On the Distance Identifying Set Meta-problem and Applications to the Complexity of Identifying Problems on Graphs

Abstract

Numerous problems consisting in identifying vertices in graphs using distances are useful in domains such as network verification and graph isomorphism. Unifying them into a meta-problem may be of main interest. We introduce here a promising solution named Distance Identifying Set. The model contains Identifying Code (IC), Locating Dominating Set (LD) and their generalizations r-IC and r-LD where the closed neighborhood is considered up to distance r.
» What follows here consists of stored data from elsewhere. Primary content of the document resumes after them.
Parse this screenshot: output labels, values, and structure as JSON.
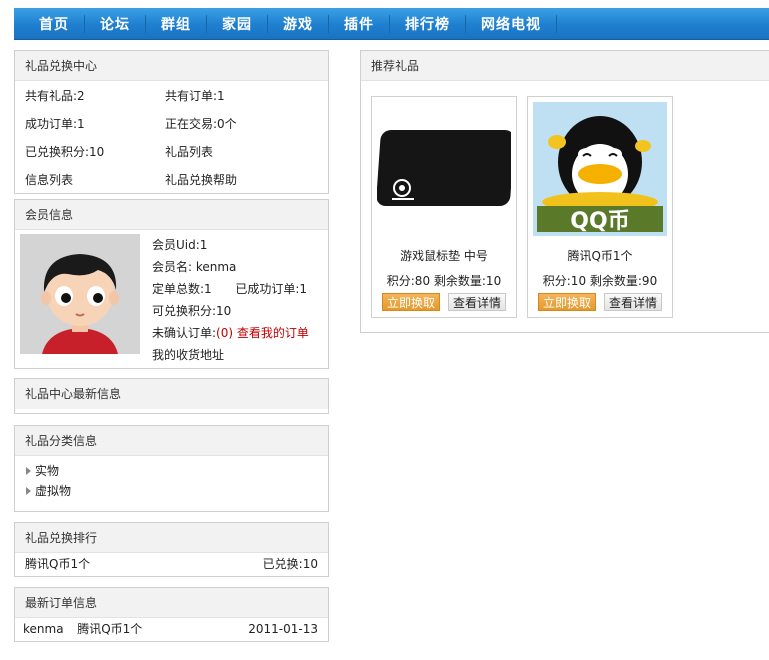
{
  "nav": {
    "items": [
      "首页",
      "论坛",
      "群组",
      "家园",
      "游戏",
      "插件",
      "排行榜",
      "网络电视"
    ]
  },
  "gift_center": {
    "title": "礼品兑换中心",
    "total_gifts": "共有礼品:2",
    "total_orders": "共有订单:1",
    "success_orders": "成功订单:1",
    "trading": "正在交易:0个",
    "redeemed_points": "已兑换积分:10",
    "gift_list": "礼品列表",
    "info_list": "信息列表",
    "help": "礼品兑换帮助"
  },
  "member": {
    "title": "会员信息",
    "uid": "会员Uid:1",
    "name": "会员名: kenma",
    "orders_total": "定单总数:1",
    "orders_success": "已成功订单:1",
    "points": "可兑换积分:10",
    "unconfirmed_prefix": "未确认订单:",
    "unconfirmed_count": "(0)",
    "my_orders_link": "查看我的订单",
    "address_link": "我的收货地址"
  },
  "news": {
    "title": "礼品中心最新信息"
  },
  "categories": {
    "title": "礼品分类信息",
    "items": [
      "实物",
      "虚拟物"
    ]
  },
  "ranking": {
    "title": "礼品兑换排行",
    "rows": [
      {
        "name": "腾讯Q币1个",
        "value": "已兑换:10"
      }
    ]
  },
  "latest_orders": {
    "title": "最新订单信息",
    "rows": [
      {
        "user": "kenma",
        "item": "腾讯Q币1个",
        "date": "2011-01-13"
      }
    ]
  },
  "recommended": {
    "title": "推荐礼品",
    "gifts": [
      {
        "name": "游戏鼠标垫 中号",
        "meta": "积分:80 剩余数量:10",
        "exchange": "立即换取",
        "detail": "查看详情",
        "image": "mousepad-image"
      },
      {
        "name": "腾讯Q币1个",
        "meta": "积分:10 剩余数量:90",
        "exchange": "立即换取",
        "detail": "查看详情",
        "image": "qq-penguin-image"
      }
    ]
  },
  "colors": {
    "nav_blue": "#1f7fcf",
    "link_red": "#c00000",
    "button_orange": "#e49a2c"
  }
}
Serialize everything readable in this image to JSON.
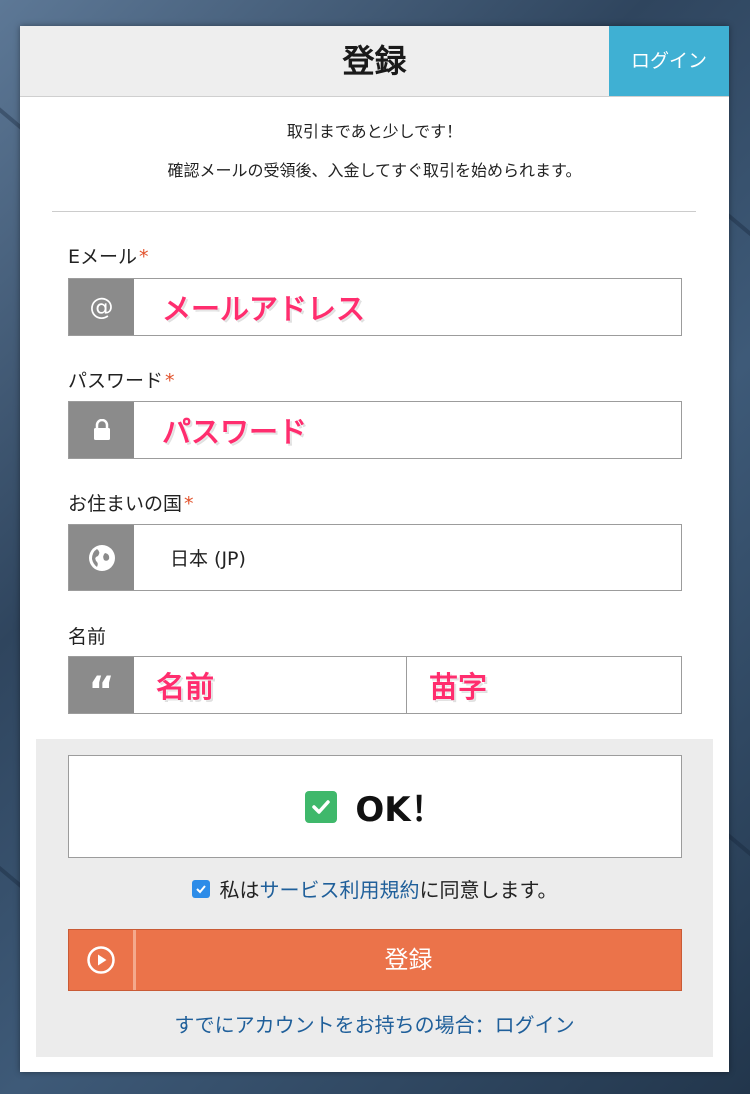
{
  "header": {
    "title": "登録",
    "login_tab": "ログイン"
  },
  "intro": {
    "line1": "取引まであと少しです！",
    "line2": "確認メールの受領後、入金してすぐ取引を始められます。"
  },
  "fields": {
    "email": {
      "label": "Eメール",
      "required_mark": "*",
      "value": "メールアドレス",
      "icon": "at-icon"
    },
    "password": {
      "label": "パスワード",
      "required_mark": "*",
      "value": "パスワード",
      "icon": "lock-icon"
    },
    "country": {
      "label": "お住まいの国",
      "required_mark": "*",
      "value": "日本 (JP)",
      "icon": "globe-icon"
    },
    "name": {
      "label": "名前",
      "first": "名前",
      "last": "苗字",
      "icon": "quote-icon"
    }
  },
  "captcha": {
    "text": "OK！",
    "checked": true
  },
  "terms": {
    "prefix": "私は",
    "link": "サービス利用規約",
    "suffix": "に同意します。",
    "checked": true
  },
  "register_button": {
    "label": "登録",
    "icon": "play-circle-icon"
  },
  "footer": {
    "text": "すでにアカウントをお持ちの場合：",
    "link": "ログイン"
  },
  "colors": {
    "accent_blue": "#3fb0d3",
    "register_orange": "#eb734a",
    "highlight_pink": "#ff2d6e",
    "link_blue": "#1f5f9a"
  }
}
It also contains Metric Dimension (MD) and its refinement r-MD in which the distance between two vertices is considered as infinite if the real distance exceeds r. Note that while IC = 1-IC and LD = 1-LD, we have MD = $$\infty$$ -MD; we say that MD is not local. In this article, we prove computational lower bounds for several problems included in Distance Identifying Set by providing generic reductions from (Planar) Hitting Set to the meta-problem. We focus on two families of problems from the meta-problem: the first one, called local, contains r-IC, r-LD and r-MD for each positive integer r while the second one, called 1-layered, contains LD, MD and r-MD for each positive integer r. We have: (1) the 1-layered problems are NP-hard even in bipartite apex graphs, (2) the local problems are NP-hard even in bipartite planar graphs, (3) assuming ETH, all these problems cannot be solved in $$2^{o(\sqrt{n})}$$ when restricted to bipartite planar or apex graph, respectively, and they cannot be solved in $$2^{o(n)}$$ on bipartite graphs, and (4) except if $${\mathsf{W}[0]} = {\mathsf{W}[2]}$$ , they do not admit parameterized algorithms in $$2^{{\mathcal {O}}(k)} \cdot n^{{\mathcal {O}}(1)}$$ even when restricted to bipartite graphs. Here k is the solution size of a relevant identifying set. In particular, Metric Dimension cannot be solved in $$2^{o(n)}$$ under ETH, answering a question of Hartung and Nichterlein (Proceedings of the 28th conference on computational complexity, CCC, 2013).